Имплицитная критика чрезвычайного положения содержится в трактате Данте «Монархия». Стремясь доказать, что Рим достиг своего владычества над миром с помощью права (iure), а не насилия, Данте утверждает, что невозможно достичь главной цели права (то есть общего блага) без соблюдения самих принципов права и что поэтому «всякий, кто имеет в виду цель права, идет вместе с правом» (quicunque finem iuris intendit cum iure graditur)[65]. Мысль о том, что приостановление действия права может быть необходимым для общего блага, не свойственна средневековому миру.

1.10.

Чрезвычайное положение стремится воити в правовую систему и стать подлинным «состоянием» права лишь в современную эпоху. Принцип, согласно которому крайняя необходимость определяет единичную ситуацию, в которой закон теряет свою vis obligandi (именно в этом смысл изречения necessitas legem поп habet), становится принципом, в соответствии с которым необходимость составляет, так сказать, главное основание и сам источник закона. Это касается не только тех авторов, которые ставили перед собой задачу оправдать национальные интересы одного государства по отношению к интересам другого — как в формуле Not kennt kein Gebot, «необходимость заставит пойти на все», которую использовал прусский канцлер Бетман–Гольвег, а затем Йозеф Колер воспроизвел в одноименной книге 1915 года, — но и для тех юристов, которые (от Еллинека до Дюги) рассматривали крайнюю необходимость как основание для действия указов, имевших силу закона и изданных исполнительной властью в период чрезвычайного положения.

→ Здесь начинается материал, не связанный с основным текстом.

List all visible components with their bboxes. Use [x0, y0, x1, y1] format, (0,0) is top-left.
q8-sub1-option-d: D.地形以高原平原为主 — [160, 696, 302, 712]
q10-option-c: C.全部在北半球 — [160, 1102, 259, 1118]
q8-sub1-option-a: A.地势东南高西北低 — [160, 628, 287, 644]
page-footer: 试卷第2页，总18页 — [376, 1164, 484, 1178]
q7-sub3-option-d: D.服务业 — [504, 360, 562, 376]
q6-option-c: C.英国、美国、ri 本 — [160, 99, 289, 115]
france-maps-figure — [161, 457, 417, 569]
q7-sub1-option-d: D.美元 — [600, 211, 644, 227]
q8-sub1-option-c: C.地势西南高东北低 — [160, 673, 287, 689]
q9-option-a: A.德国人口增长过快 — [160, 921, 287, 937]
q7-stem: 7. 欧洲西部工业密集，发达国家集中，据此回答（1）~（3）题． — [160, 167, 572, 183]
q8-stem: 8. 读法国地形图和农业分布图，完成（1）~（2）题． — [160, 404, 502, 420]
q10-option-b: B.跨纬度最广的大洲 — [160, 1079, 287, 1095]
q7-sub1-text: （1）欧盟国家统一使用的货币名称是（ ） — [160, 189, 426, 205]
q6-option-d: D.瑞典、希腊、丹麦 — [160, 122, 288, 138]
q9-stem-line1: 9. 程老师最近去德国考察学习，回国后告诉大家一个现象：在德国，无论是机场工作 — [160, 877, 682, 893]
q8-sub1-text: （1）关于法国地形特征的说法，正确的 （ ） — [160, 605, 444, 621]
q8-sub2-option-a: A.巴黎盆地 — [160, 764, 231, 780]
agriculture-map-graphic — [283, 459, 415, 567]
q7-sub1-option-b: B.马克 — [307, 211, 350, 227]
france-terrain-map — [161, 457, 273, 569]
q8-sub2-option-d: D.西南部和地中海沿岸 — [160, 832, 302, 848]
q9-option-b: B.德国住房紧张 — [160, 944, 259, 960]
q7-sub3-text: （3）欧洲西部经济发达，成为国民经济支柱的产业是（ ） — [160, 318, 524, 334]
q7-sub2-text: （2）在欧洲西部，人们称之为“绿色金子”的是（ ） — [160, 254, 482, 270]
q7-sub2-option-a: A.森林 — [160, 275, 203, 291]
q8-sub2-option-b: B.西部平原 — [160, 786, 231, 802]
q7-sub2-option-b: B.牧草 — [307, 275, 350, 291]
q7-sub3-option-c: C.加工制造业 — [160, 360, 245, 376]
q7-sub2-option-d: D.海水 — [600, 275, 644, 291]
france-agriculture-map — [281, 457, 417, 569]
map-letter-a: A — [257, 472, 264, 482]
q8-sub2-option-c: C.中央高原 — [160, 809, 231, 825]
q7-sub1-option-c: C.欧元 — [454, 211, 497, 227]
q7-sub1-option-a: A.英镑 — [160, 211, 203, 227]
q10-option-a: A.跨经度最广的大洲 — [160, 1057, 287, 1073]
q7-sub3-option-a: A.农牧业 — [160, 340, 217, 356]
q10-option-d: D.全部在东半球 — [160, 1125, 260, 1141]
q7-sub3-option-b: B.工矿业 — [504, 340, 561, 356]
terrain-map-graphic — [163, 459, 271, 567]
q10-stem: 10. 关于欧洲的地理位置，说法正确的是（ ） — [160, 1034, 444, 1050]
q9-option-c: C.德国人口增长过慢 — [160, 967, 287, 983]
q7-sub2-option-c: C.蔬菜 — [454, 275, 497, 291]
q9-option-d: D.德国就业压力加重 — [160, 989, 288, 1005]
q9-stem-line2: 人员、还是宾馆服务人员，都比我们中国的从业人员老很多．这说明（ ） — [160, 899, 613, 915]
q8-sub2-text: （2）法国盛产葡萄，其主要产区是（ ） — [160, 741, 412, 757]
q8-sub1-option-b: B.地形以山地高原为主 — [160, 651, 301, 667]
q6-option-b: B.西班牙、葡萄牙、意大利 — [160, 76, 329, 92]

Любопытно проанализировать в этой перспективе радикальную позицию Санти Романо, юриста, оказавшего значительное влияние на европейскую правовую мысль в межвоенный период. Романо не только не воспринимает крайнюю необходимость как нечто чуждое и внеположенное правовой системе, но и считает ее основным и первоначальным источником закона. Он начинает с различения между теми, кто считает крайнюю необходимость юридическим фактом или даже субъективным правом государства, основанном в конечном счете на действующем законодательстве и на общих принципах права, и теми, кто считает крайнюю необходимость чистым фактом, а потому чрезвычайные полномочия, базирующиеся на крайней необходимости, никак не укоренены в законодательной системе. Обе позиции, которые роднит отождествление права и закона, являются, согласно Романо, ошибочными, поскольку они не признают существования подлинного источника права за пределами законодательства.